Blocking CXCLs–CXCR2 axis in tumor–stromal interactions contributes to survival in a mouse model of pancreatic ductal adenocarcinoma through reduced cell invasion/migration and a shift of immune-inflammatory microenvironment

Abstract

Pancreatic ductal adenocarcinoma (PDAC) is characterized by dense stromal reaction (desmoplasia). We have previously reported that mice with conditional Kras G12D mutation and knockout of TGF-β receptor type II (Tgfbr2), PKF mice, develop PDAC with desmoplasia modulated by CXC chemokines that are produced by PDAC cells through tumor–stromal interaction. In this study, we further discovered that PDAC and cancer-associated fibroblast (CAF) accelerated each other’s invasion and migration through the CXC chemokines-receptor (CXCLs–CXCR2) axis. Heterozygous knockout of Cxcr2 in PKF mice (PKF2h mice) prolonged survival and inhibited both tumor angiogenesis and PDAC microinvasion.
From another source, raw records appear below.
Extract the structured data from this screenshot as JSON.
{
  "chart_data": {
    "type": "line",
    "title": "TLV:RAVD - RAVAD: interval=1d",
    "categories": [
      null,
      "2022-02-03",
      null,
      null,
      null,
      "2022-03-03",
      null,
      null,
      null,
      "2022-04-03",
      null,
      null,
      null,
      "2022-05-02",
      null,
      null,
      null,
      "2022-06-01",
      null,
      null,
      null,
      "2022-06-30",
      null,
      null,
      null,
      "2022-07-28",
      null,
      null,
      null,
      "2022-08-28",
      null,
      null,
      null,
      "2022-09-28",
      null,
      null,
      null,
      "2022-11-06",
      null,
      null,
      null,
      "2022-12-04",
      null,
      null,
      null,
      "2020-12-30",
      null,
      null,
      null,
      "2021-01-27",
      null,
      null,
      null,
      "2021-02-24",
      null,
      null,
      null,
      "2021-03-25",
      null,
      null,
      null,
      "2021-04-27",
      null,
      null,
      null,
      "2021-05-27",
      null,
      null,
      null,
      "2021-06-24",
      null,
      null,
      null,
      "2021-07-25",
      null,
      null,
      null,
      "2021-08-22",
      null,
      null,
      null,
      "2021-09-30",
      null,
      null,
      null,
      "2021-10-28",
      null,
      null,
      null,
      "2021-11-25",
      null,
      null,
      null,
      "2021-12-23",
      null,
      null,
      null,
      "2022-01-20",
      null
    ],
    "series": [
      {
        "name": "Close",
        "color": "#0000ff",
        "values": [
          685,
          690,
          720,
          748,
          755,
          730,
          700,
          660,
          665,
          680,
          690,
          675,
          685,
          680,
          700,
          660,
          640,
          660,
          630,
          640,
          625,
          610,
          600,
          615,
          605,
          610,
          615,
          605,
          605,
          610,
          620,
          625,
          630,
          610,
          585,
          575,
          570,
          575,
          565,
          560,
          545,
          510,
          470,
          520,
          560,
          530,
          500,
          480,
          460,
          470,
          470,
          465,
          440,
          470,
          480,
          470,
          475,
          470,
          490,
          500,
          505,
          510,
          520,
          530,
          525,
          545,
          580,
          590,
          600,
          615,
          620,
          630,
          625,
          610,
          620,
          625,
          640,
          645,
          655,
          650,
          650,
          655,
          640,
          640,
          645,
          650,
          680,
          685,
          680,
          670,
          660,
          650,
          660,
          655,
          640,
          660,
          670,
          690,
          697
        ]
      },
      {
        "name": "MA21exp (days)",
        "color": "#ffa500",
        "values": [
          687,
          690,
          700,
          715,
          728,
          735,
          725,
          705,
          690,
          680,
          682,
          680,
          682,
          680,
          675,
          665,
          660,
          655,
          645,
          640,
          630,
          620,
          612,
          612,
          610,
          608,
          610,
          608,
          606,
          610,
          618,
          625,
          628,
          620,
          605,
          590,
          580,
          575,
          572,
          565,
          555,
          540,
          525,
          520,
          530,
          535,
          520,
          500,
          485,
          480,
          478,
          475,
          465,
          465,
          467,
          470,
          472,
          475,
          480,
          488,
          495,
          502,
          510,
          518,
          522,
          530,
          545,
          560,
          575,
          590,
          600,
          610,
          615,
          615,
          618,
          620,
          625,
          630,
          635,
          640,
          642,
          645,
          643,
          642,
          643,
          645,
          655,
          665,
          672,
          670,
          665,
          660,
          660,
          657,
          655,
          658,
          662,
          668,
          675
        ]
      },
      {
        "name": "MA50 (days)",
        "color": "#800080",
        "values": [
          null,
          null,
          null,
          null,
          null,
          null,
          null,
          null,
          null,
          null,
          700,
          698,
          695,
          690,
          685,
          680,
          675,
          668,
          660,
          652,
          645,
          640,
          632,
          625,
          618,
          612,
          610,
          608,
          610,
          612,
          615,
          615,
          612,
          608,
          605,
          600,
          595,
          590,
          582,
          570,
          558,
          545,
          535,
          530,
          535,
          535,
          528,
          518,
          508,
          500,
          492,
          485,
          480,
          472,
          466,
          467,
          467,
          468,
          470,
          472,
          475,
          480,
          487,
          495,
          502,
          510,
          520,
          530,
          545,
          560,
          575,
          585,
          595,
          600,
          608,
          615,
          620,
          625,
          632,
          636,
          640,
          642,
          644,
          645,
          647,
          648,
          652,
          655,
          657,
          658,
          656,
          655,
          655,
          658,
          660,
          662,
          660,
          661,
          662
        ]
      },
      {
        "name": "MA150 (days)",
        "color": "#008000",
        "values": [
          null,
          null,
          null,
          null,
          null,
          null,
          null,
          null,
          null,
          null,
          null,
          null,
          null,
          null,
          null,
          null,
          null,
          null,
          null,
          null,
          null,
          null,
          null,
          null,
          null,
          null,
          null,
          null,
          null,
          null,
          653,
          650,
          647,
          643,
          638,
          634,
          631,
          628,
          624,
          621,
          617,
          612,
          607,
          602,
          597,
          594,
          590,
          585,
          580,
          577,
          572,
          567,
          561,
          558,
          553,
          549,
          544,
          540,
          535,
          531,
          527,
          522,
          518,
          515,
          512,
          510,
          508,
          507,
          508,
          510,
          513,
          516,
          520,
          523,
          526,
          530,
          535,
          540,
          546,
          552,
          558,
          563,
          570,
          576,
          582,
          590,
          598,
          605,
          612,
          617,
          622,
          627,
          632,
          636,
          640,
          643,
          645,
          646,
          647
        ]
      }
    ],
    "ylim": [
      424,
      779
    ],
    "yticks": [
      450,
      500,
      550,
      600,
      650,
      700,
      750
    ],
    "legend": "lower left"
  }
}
Infiltration of neutrophils, myeloid-derived suppressor cells (MDSCs), and arginase-1 + M2-like tumor-associated macrophages (TAMs) significantly decreased in the tumors of PKF2h mice, whereas inducible nitric oxide synthase (iNOS) + M1-like TAMs and apoptotic tumor cells markedly increased, which indicated that blockade of the CXCLs–CXCR2 axis resulted in a shift of immune-inflammatory microenvironment. These results suggest that blocking of the CXCLs–CXCR2 axis in tumor–stromal interactions could be a therapeutic approach against PDAC progression.